How to communicate with your Network for a Career Change?
Communicating with a network is very delicate since many more variables come into play than in other cases.
The preconceived idea people have you, for better or worse, in your closest relationships, can affect the assessment they might make of you when they point you towards or introduce you to companies and organisations. People who know you as friends are often not really able to assess your real potential in the workplace and only very rarely will they have had the opportunity or the desire to think about this in depth.
It therefore becomes a case of overcoming this obstacle, by presenting you with a few words that can be interpreted unambiguously, “who you are” from a professional perspective, so that your interlocutor can speak about you in the most effective manner.
However, it should be noted that friends are usually more important in the phase of gathering information, to help you to establish where you might focus your efforts and activate a network of additional contacts rather than in the phase where you implement the “plan”.
Indeed, as the stats demonstrate, second level contacts (those generated by our direct interlocutors) represent, in more than 75 % of cases, the route that leads to the resolution of the problem. In all countries of the world the interpersonal channel - the one involving word of mouth - is the one that most easily leads to effective job matching.
Word of mouth is thus the most widespread and effective channel (even though it is hardly ever the most efficient) for finding a new job! This does not mean that professional channels - which developed in the western world after the Second World War – cannot give candidates and companies a significant added value compared to the most traditional channel, in terms of both the speed and the quality of the matching and the assistance they offer in identifying the problem and getting people into a job.

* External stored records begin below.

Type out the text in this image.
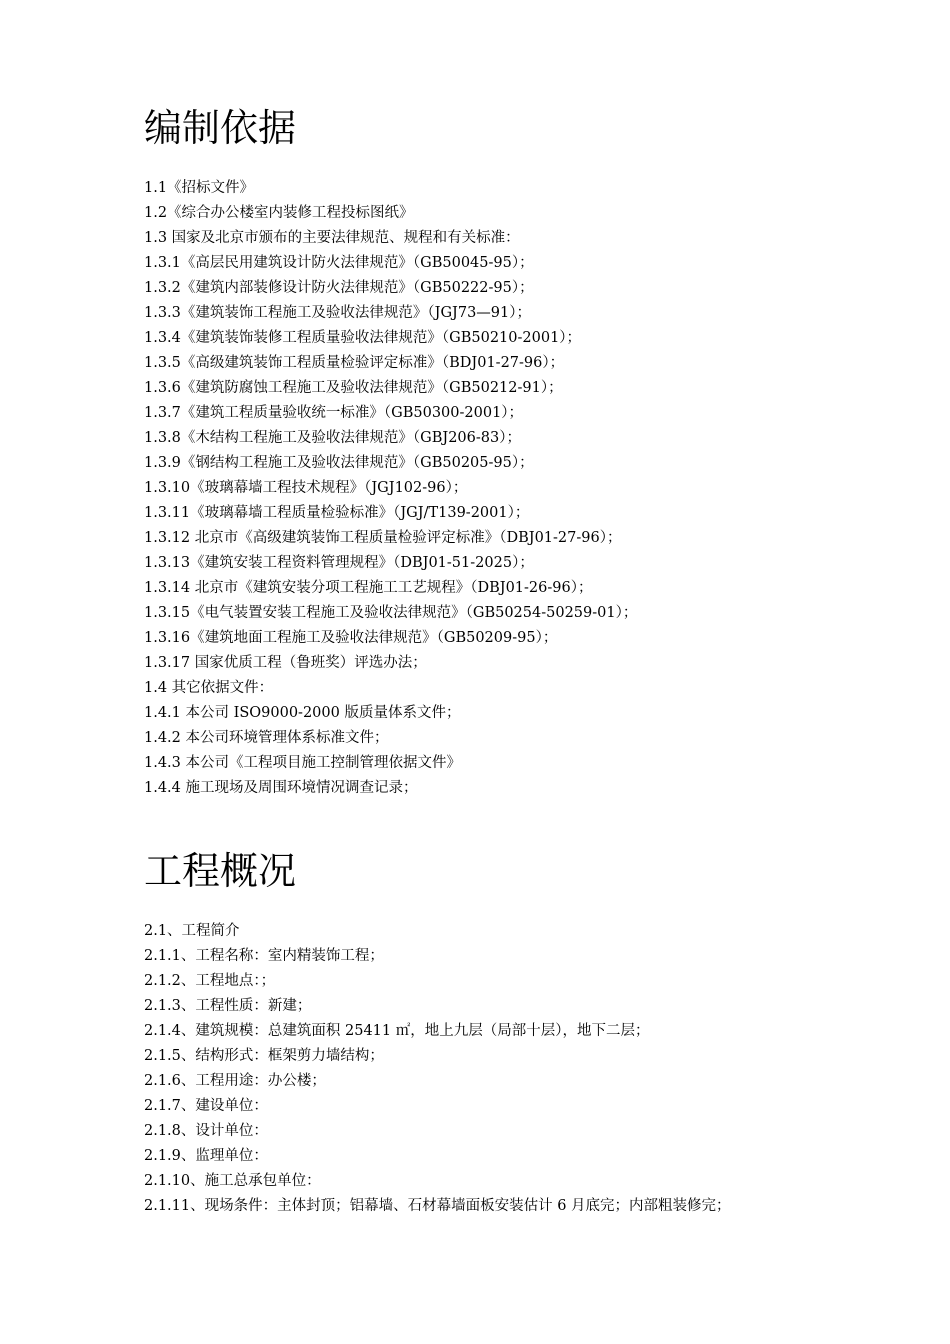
编制依据
1.1《招标文件》
1.2《综合办公楼室内装修工程投标图纸》
1.3 国家及北京市颁布的主要法律规范、规程和有关标准：
1.3.1《高层民用建筑设计防火法律规范》（GB50045-95）；
1.3.2《建筑内部装修设计防火法律规范》（GB50222-95）；
1.3.3《建筑装饰工程施工及验收法律规范》（JGJ73—91）；
1.3.4《建筑装饰装修工程质量验收法律规范》（GB50210-2001）；
1.3.5《高级建筑装饰工程质量检验评定标准》（BDJ01-27-96）；
1.3.6《建筑防腐蚀工程施工及验收法律规范》（GB50212-91）；
1.3.7《建筑工程质量验收统一标准》（GB50300-2001）；
1.3.8《木结构工程施工及验收法律规范》（GBJ206-83）；
1.3.9《钢结构工程施工及验收法律规范》（GB50205-95）；
1.3.10《玻璃幕墙工程技术规程》（JGJ102-96）；
1.3.11《玻璃幕墙工程质量检验标准》（JGJ/T139-2001）；
1.3.12 北京市《高级建筑装饰工程质量检验评定标准》（DBJ01-27-96）；
1.3.13《建筑安装工程资料管理规程》（DBJ01-51-2025）；
1.3.14 北京市《建筑安装分项工程施工工艺规程》（DBJ01-26-96）；
1.3.15《电气装置安装工程施工及验收法律规范》（GB50254-50259-01）；
1.3.16《建筑地面工程施工及验收法律规范》（GB50209-95）；
1.3.17 国家优质工程（鲁班奖）评选办法；
1.4 其它依据文件：
1.4.1 本公司 ISO9000-2000 版质量体系文件；
1.4.2 本公司环境管理体系标准文件；
1.4.3 本公司《工程项目施工控制管理依据文件》
1.4.4 施工现场及周围环境情况调查记录；
工程概况
2.1、工程简介
2.1.1、工程名称：室内精装饰工程；
2.1.2、工程地点：；
2.1.3、工程性质：新建；
2.1.4、建筑规模：总建筑面积 25411 ㎡，地上九层（局部十层），地下二层；
2.1.5、结构形式：框架剪力墙结构；
2.1.6、工程用途：办公楼；
2.1.7、建设单位：
2.1.8、设计单位：
2.1.9、监理单位：
2.1.10、施工总承包单位：
2.1.11、现场条件：主体封顶；铝幕墙、石材幕墙面板安装估计 6 月底完；内部粗装修完；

But the search for a job and its fee - i.e. the
search for new employees by a company - has always been carried out even before
western legal systems allowed the emergence of private and qualified intermediaries.
For this reason, over time, companies and people have developed the habit of
meeting directly without the involvement of specialists.
What might you require to communicate with your network?
- A brief presentation
- A more detailed presentation
- An outline for a one on one meeting.
Before you do this you have to be clear about two things:
- what you have to offer
- what you want to ask for.
All of the above can be personalised on the basis of the interlocutor in terms of content, form, timeframes and procedures.